Today is the 100th anniversary of a tragic event that still captures the world's imagination and interest 100 years after it happened.
It was the impetus for several movies about it including the blockbuster 1997 James Cameron produced film and diving expeditions to find the sunken liner that was eventually discovered in 1985.
The sinking of the British passenger liner RMS Titanic on its maiden voyage on April 15, 1912 several hours after colliding with an iceberg caused the deaths of 1,514 people and was the worst peacetime maritime disaster in world history. The passenger list on that maiden voyage included some of the world's wealthiest people at the time and immigrants to the United States and Canada from Great Britain, Ireland, Scandinavia and other parts of the world.

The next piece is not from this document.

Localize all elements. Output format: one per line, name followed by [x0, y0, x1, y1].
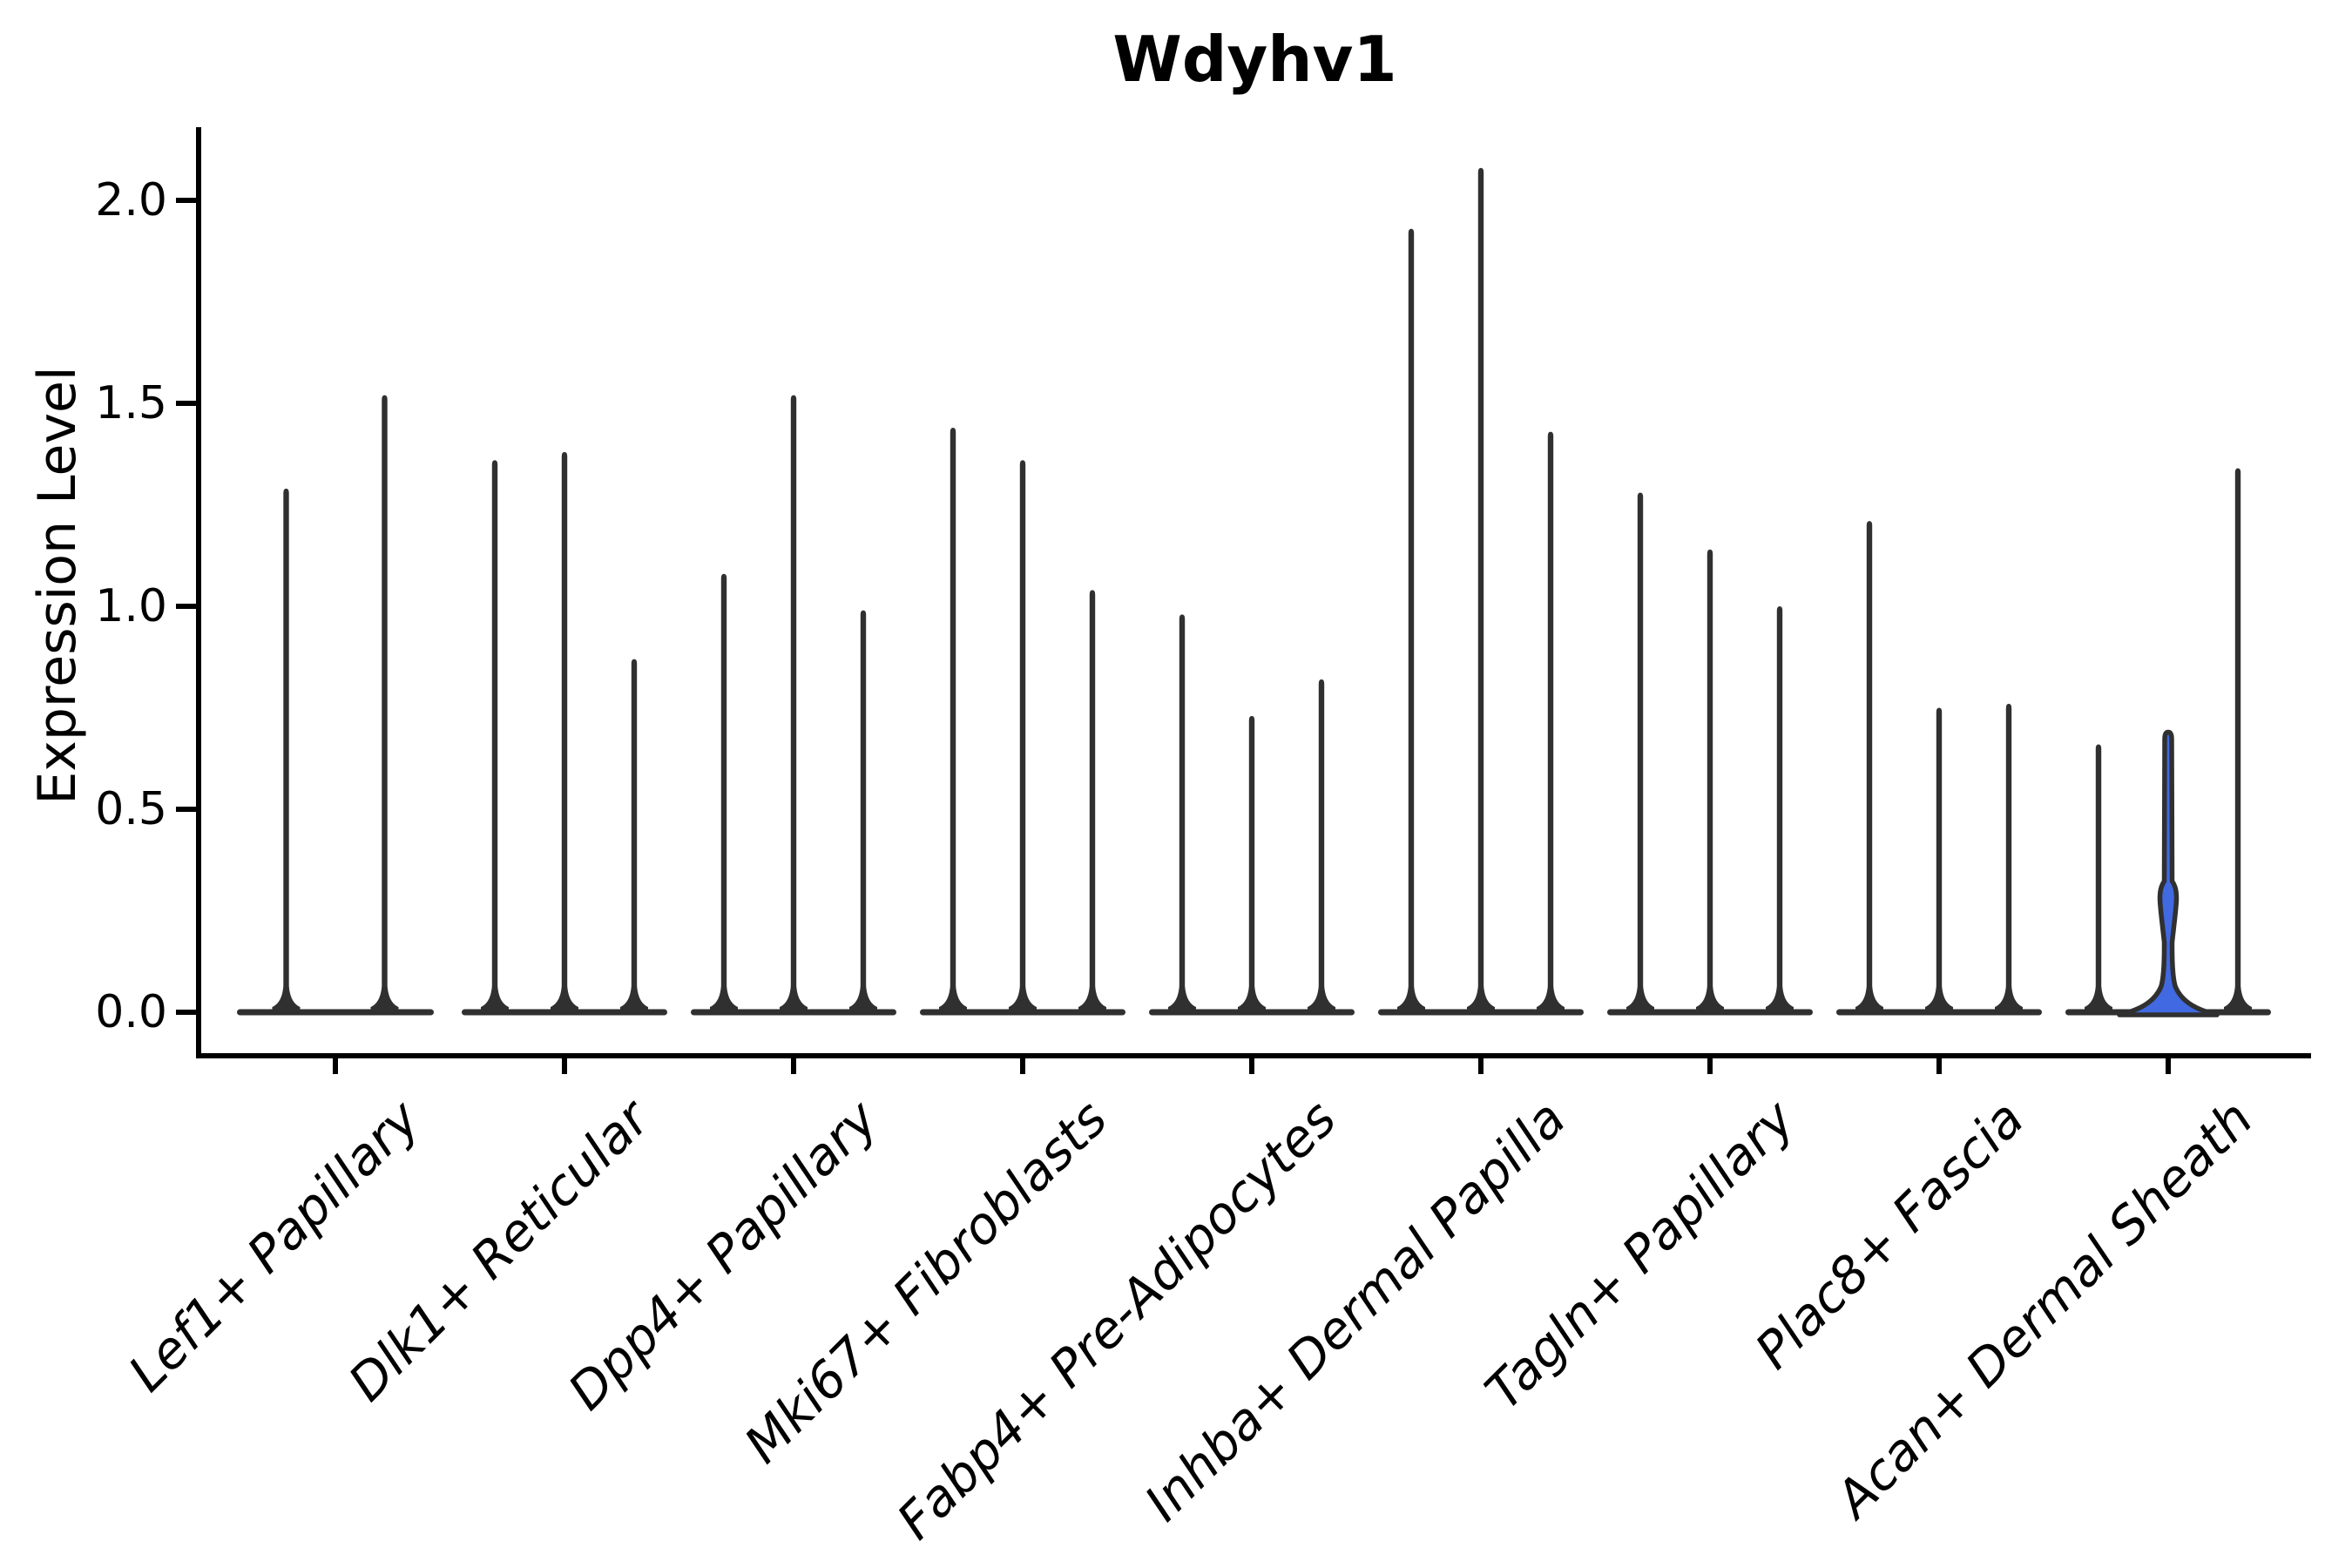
- y-axis-label: Expression Level: [27, 366, 88, 805]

One of the facts that has come out about the Titanic sinking in recent years is there was one family of African descent traveling on the ill-fated liner, the Laroches
25 year old Haitian native Joseph Laroche, his pregnant French wife Juliette, and daughters Simonne and Louise,
were onboard and in the process of moving from their former home in Paris to Haiti to escape the racial discrimination he'd encountered in France while trying to find a job as an engineer. Laroche's uncle Cincinnatus Leconte was president of Haiti at the time and arranged a job for him as a math teacher.
Laroche's mother had booked first class passage on the liner LaFrance for them but after the Laroche's heard about the Compagnie Générale Transatlantique line's policy of children not being allowed to dine with their parents, they exchanged the tickets for second class passage aboard the Titanic.
Juliette, Simonne and Louise managed to be placed on a lifeboat by Joseph and were picked up later by the RMS Carpathia Joseph did not survive and his body was never recovered Juliette Laroche returned to France with her daughters and later gave birth to a son. Louise died in 1998 as one of the last eight survivors of the disaster.
The disaster involving the 'unsinkable' ship which was the largest built in the world at the time led to improvements in maritime safety. The Titanic remains on the seabed of the North Atlantic gradually disintegrating in 12,415 feet (3794 m) of water.
Since the discovery of the wreck site, thousands of artifacts from arguably the most famous ship in the world have been recovered, have been displayed in museums around the world and the ship still holds the world's collective attention a century later.